Sorry, I just saw that *I'm* the linked commenter in the other thread. I appreciate the effort to help us cut costs. If it's financial (and not service stability) at issue, I'm a lot less concerned. I'll work w/ leadership to make sure we have proper budget. We did get a better entity list from Disconnect today and that should dramatically cut the size of the list we serve, I'll share that as soon as they share a link so we can forecast a bit.

It would really help me firm up finance and operational numbers if someone could give me a better idea of the audience size. I'm using our current AMU as a worst case scenario, but if someone can point me to "a" correct-ish ADU number, that would help immensely.

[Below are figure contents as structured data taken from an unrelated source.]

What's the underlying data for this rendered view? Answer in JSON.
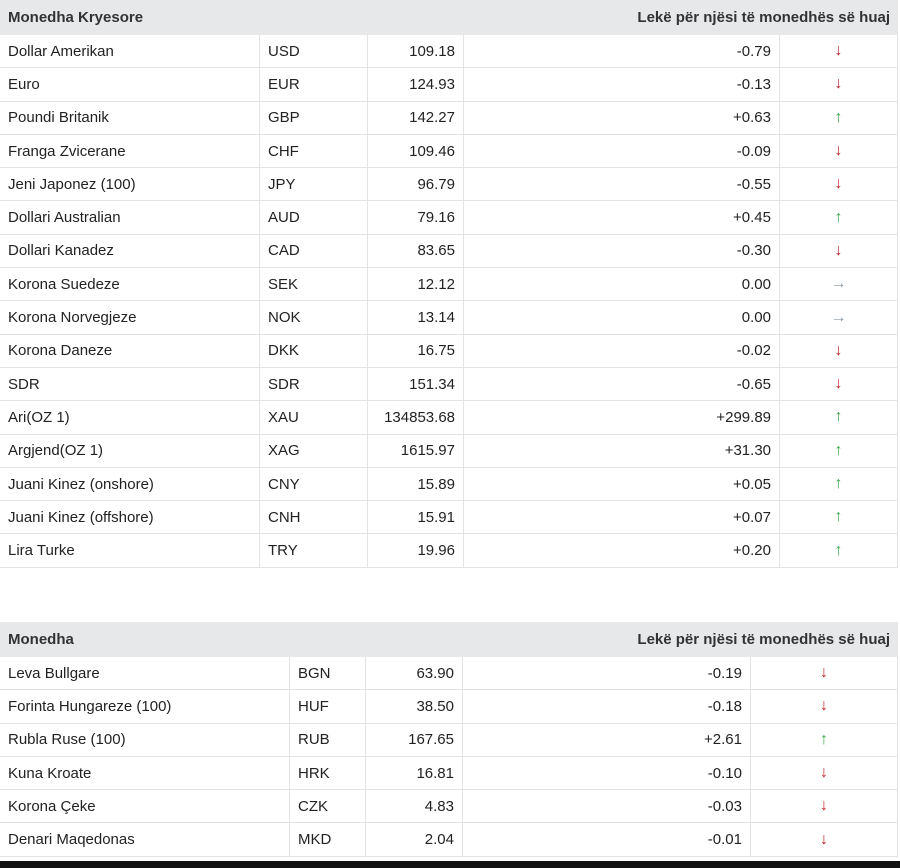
{
  "table1": {
    "header_left": "Monedha Kryesore",
    "header_right": "Lekë për njësi të monedhës së huaj",
    "rows": [
      {
        "name": "Dollar Amerikan",
        "code": "USD",
        "rate": "109.18",
        "change": "-0.79",
        "dir": "down"
      },
      {
        "name": "Euro",
        "code": "EUR",
        "rate": "124.93",
        "change": "-0.13",
        "dir": "down"
      },
      {
        "name": "Poundi Britanik",
        "code": "GBP",
        "rate": "142.27",
        "change": "+0.63",
        "dir": "up"
      },
      {
        "name": "Franga Zvicerane",
        "code": "CHF",
        "rate": "109.46",
        "change": "-0.09",
        "dir": "down"
      },
      {
        "name": "Jeni Japonez (100)",
        "code": "JPY",
        "rate": "96.79",
        "change": "-0.55",
        "dir": "down"
      },
      {
        "name": "Dollari Australian",
        "code": "AUD",
        "rate": "79.16",
        "change": "+0.45",
        "dir": "up"
      },
      {
        "name": "Dollari Kanadez",
        "code": "CAD",
        "rate": "83.65",
        "change": "-0.30",
        "dir": "down"
      },
      {
        "name": "Korona Suedeze",
        "code": "SEK",
        "rate": "12.12",
        "change": "0.00",
        "dir": "flat"
      },
      {
        "name": "Korona Norvegjeze",
        "code": "NOK",
        "rate": "13.14",
        "change": "0.00",
        "dir": "flat"
      },
      {
        "name": "Korona Daneze",
        "code": "DKK",
        "rate": "16.75",
        "change": "-0.02",
        "dir": "down"
      },
      {
        "name": "SDR",
        "code": "SDR",
        "rate": "151.34",
        "change": "-0.65",
        "dir": "down"
      },
      {
        "name": "Ari(OZ 1)",
        "code": "XAU",
        "rate": "134853.68",
        "change": "+299.89",
        "dir": "up"
      },
      {
        "name": "Argjend(OZ 1)",
        "code": "XAG",
        "rate": "1615.97",
        "change": "+31.30",
        "dir": "up"
      },
      {
        "name": "Juani Kinez (onshore)",
        "code": "CNY",
        "rate": "15.89",
        "change": "+0.05",
        "dir": "up"
      },
      {
        "name": "Juani Kinez (offshore)",
        "code": "CNH",
        "rate": "15.91",
        "change": "+0.07",
        "dir": "up"
      },
      {
        "name": "Lira Turke",
        "code": "TRY",
        "rate": "19.96",
        "change": "+0.20",
        "dir": "up"
      }
    ]
  },
  "table2": {
    "header_left": "Monedha",
    "header_right": "Lekë për njësi të monedhës së huaj",
    "rows": [
      {
        "name": "Leva Bullgare",
        "code": "BGN",
        "rate": "63.90",
        "change": "-0.19",
        "dir": "down"
      },
      {
        "name": "Forinta Hungareze (100)",
        "code": "HUF",
        "rate": "38.50",
        "change": "-0.18",
        "dir": "down"
      },
      {
        "name": "Rubla Ruse (100)",
        "code": "RUB",
        "rate": "167.65",
        "change": "+2.61",
        "dir": "up"
      },
      {
        "name": "Kuna Kroate",
        "code": "HRK",
        "rate": "16.81",
        "change": "-0.10",
        "dir": "down"
      },
      {
        "name": "Korona Çeke",
        "code": "CZK",
        "rate": "4.83",
        "change": "-0.03",
        "dir": "down"
      },
      {
        "name": "Denari Maqedonas",
        "code": "MKD",
        "rate": "2.04",
        "change": "-0.01",
        "dir": "down"
      }
    ]
  },
  "colors": {
    "down": "#c0262d",
    "up": "#3aa84a",
    "flat": "#8a96a3",
    "header_bg": "#e6e8ea"
  },
  "icons": {
    "down": "arrow-down-icon",
    "up": "arrow-up-icon",
    "flat": "arrow-right-icon"
  }
}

> If the concern is shavar load, is there another way to do to this? Could we throttle Shavar updates so we're not constantly updating people who aren't using the feature? One approach that wouldn't require changing any of the list update code is to throttle the feature similar to what we did with Hello. Something like: Default values: - privacy.trackingprotection.pbmode.enabled = false - privacy.trackingprotection.pbmode.throttled = true On NewPrivateWindow: if not privatebrowsing.pbmode.throttled: privacy.trackingprotection.pbmode.enable = true else: // nothing to do We can start gradually pushing out "privacy.trackingprotection.pbmode.throttled = false" to clients and then in a future release we can take this hack out entirely.

francois: I just realized the problem with my suggestion to throttle. This is a part of a big 42 launch, so everyone needs to get it when they download. ckolos MAUs is probably correct, or weeklies. Thanks for doing this. I think we just need to run the worst-case numbers, have the conversation regardless whether it feels scary or manageable. I don't currently see a short-term alternative to just paying and making sure the VPs are ok with it. We do have have mitigation strategies for cost beyond near-term. The new pared down entity whitelistlist is about 1/6 the size of the old by Francois' numbers at ~ 322KB. We also know that incremental shavar updates is a med term possibility

How about the following scheme: Default values: - privacy.trackingprotection.pbmode.enabled = false - privacy.trackingprotection.pbmode.throttled = true On FirefoxStartup: if (random 10% chance): privacy.trackingprotection.pbmode.enable = true privacy.trackingprotection.pbmode.throttled = false else: // nothing On NewPrivateWindow: if privacy.trackingprotection.pbmode.throttled: privacy.trackingprotection.pbmode.enable = true privacy.trackingprotection.pbmode.throttled = false else: // nothing In other words, every time you start Firefox, you have a 10% chance of being "un-throttled" and downloading the list immediately. Once you are un-throttled, you are like that forever. Also, if you open private browsing, then we un-throttle you immediately. But that doesn't reveal anything to anyone because you could just have been un-throttled automatically. Of course, this is just to minimize the load at launch. We get rid of this hack entirely in 43 or 44.

Given that we have addressed the cost issues in other ways and that the server folks are not worried about load on day 1, we can close this issue.